Manchester was present when John Wayne was booed off the stage by wounded veterans.

These are all excellent recs. The Sledge book is IMO The single best war memoir of WW2 ever written. I’m no expert, but Fussell and John Keegan seem to agree with that. It’s simply brilliant, brutally honest, compassionate, and devoid of any agenda besides telling one man’s story. If possible get the Oxford University edition with the introduction by Fussell: Literary critic, social historian and WW2 infantry vet. Try to avoid the new Presidio press edition with introduction by neo-con windbag Victor David Hanson. (I almost started a pit thread about this.) But if you don’t have any choice, get the Presidio. The book really needs no introduction.

You’ll probably want a good single volume general history of the War. I haven’t read Keegan’s yet, but it looks pretty good. Some people find him dry, though.

Also, see if you can find a copy of Len Deighton’s novel Bomber. It’s excellent and better, again IMO, than Catch-22 or Slaughterhouse 5. It’s not that those are bad books–they’re both very good–but Bomber is less surreal and brings the horror and futility of war home with powerful realism.
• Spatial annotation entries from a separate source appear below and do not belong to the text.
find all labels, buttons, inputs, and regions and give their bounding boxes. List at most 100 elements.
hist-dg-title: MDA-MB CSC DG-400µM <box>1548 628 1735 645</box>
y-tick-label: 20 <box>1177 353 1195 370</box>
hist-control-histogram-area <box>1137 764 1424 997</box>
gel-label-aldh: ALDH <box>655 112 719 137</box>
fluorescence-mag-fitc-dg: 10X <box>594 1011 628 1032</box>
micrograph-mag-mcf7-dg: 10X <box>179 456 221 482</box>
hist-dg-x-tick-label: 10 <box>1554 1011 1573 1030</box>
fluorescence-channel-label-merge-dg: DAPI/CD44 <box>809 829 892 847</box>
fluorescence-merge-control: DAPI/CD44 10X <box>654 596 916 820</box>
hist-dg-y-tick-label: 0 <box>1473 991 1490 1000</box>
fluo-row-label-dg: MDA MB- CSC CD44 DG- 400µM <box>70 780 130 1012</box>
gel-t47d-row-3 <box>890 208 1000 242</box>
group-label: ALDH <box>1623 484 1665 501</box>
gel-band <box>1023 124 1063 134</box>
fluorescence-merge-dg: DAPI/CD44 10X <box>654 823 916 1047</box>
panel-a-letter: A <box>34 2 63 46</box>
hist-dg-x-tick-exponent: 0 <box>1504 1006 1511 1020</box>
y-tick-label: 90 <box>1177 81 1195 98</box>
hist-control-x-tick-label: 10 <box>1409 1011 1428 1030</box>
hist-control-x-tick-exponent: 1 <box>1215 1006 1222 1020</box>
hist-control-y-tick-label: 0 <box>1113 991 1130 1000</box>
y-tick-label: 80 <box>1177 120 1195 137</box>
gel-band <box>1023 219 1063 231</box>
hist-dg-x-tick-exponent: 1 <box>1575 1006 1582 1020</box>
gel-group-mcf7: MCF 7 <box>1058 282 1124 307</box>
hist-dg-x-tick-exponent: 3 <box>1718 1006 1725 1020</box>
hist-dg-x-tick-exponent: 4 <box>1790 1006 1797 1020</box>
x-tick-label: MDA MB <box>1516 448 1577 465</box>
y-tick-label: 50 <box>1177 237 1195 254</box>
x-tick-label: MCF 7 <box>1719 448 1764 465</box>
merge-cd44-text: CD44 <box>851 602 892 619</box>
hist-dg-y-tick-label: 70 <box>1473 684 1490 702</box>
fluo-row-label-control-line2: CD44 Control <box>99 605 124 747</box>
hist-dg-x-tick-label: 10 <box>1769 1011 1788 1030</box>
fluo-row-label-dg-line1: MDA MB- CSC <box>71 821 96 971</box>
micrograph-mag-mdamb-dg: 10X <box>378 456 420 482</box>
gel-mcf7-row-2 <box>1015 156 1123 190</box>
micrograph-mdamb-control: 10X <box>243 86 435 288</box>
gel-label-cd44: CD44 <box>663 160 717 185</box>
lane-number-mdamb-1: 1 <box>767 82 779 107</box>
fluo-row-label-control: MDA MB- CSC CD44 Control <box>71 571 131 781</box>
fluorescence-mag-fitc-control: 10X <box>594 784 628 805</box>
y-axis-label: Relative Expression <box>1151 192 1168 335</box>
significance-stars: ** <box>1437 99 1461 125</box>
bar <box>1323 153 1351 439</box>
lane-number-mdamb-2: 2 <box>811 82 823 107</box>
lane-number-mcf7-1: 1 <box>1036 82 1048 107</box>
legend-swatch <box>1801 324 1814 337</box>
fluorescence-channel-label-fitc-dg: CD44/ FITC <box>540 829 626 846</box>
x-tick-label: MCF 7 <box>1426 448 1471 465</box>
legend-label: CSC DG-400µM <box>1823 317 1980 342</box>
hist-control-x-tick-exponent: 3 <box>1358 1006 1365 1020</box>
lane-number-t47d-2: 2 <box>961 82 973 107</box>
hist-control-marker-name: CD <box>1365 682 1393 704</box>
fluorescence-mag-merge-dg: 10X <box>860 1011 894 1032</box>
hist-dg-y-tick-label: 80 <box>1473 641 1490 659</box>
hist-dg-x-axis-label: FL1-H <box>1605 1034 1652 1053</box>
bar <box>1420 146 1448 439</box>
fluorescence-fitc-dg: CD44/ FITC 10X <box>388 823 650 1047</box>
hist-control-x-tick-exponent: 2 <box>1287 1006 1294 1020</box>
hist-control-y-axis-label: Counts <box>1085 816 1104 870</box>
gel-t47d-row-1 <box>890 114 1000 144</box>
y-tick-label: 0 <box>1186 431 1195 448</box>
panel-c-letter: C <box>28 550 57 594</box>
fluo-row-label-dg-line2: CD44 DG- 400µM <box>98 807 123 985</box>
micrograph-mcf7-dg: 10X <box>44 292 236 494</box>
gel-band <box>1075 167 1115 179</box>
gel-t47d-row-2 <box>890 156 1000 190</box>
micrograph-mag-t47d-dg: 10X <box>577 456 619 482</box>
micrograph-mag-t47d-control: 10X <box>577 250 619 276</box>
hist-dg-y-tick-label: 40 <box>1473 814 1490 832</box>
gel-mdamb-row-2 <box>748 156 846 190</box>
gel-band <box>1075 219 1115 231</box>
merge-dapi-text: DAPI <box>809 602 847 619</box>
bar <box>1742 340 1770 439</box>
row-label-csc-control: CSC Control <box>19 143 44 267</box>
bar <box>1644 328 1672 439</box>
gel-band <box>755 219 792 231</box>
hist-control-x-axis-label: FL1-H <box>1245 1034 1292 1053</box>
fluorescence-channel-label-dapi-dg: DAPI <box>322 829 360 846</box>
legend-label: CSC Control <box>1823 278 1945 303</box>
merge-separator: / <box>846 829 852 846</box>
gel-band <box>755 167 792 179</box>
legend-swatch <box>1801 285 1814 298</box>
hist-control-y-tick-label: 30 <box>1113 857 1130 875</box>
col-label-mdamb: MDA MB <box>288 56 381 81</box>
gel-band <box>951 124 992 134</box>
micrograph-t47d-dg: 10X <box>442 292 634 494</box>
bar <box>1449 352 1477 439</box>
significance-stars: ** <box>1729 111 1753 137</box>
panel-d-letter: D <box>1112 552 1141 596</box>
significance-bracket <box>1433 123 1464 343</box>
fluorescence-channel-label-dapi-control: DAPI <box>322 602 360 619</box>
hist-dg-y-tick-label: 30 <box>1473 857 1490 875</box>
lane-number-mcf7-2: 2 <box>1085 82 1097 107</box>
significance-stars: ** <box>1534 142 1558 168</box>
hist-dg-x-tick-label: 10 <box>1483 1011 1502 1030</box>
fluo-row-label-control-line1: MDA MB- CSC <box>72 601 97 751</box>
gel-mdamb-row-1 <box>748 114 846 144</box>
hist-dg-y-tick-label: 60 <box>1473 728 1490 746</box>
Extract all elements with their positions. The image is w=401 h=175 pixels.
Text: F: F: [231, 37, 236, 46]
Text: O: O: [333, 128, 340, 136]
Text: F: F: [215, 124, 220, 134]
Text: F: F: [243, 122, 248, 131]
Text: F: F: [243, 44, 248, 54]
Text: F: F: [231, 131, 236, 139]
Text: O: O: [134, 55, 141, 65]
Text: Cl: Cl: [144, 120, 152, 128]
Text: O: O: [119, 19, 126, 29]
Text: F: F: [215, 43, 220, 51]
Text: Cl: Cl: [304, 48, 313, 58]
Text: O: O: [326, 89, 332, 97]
If you want a history book, a friend of mine has a couple of big hardback books in black and white that detail WW2 day by day. He is obsessed and hasn’t put them down for weeks and has missed work to read them.

It has to be many years out of print, but Mark of the Lion made a big impression on me as a boy. It’s a biography of Captain Charles Upham VC*, one of only three men ever to be awarded the Victoria Cross for a second time and the only one for actual combat feats (the other two, equally meritorious, were for rescuing wounded men under enemy fire).

An Army at Dawn by Rick Atkinson.

And if you’re interested in the Pacific air war, “Baa Baa Blacksheep” by Greg “Pappy” Boyington is a pretty good book.

Wartime by Paul Fussell is an excellent antidote to the usual rah rah Greatest Generation hagiographies.

**Slithy Tove ** and I must have similar tastes, as I own copies of all the books he’s recommended in this thread and I agree with all of his suggestions. I’ll add Alistair Horne’s To Lose a Battle: France 1940, which is an excellent read but hews too closely to the France-was-doomed-to-fail line, in my view. For an antidote, I’d suggest *Strange Victory: Hitler’s Conquest of France * by Ernest R. May.

For a personal account of most phases of the War in the Atlantic, I reccomend RADM Daniel V. Gallery’s U-505. It combines his first person account of his war in the Atlantic, first at Reykyavik, then as commander of a jeep carrier hunter-killer task group, including his capture on the high seas of the eponymious U-505; with a greatly researched account of the Kreigsmarine’s u-boat fleet, and battles, as seen through the lens of the U-505’s service in the war.

I second “Army at Dawn”

“Armageddon: The battle for Germany 1944-1945” was good as well.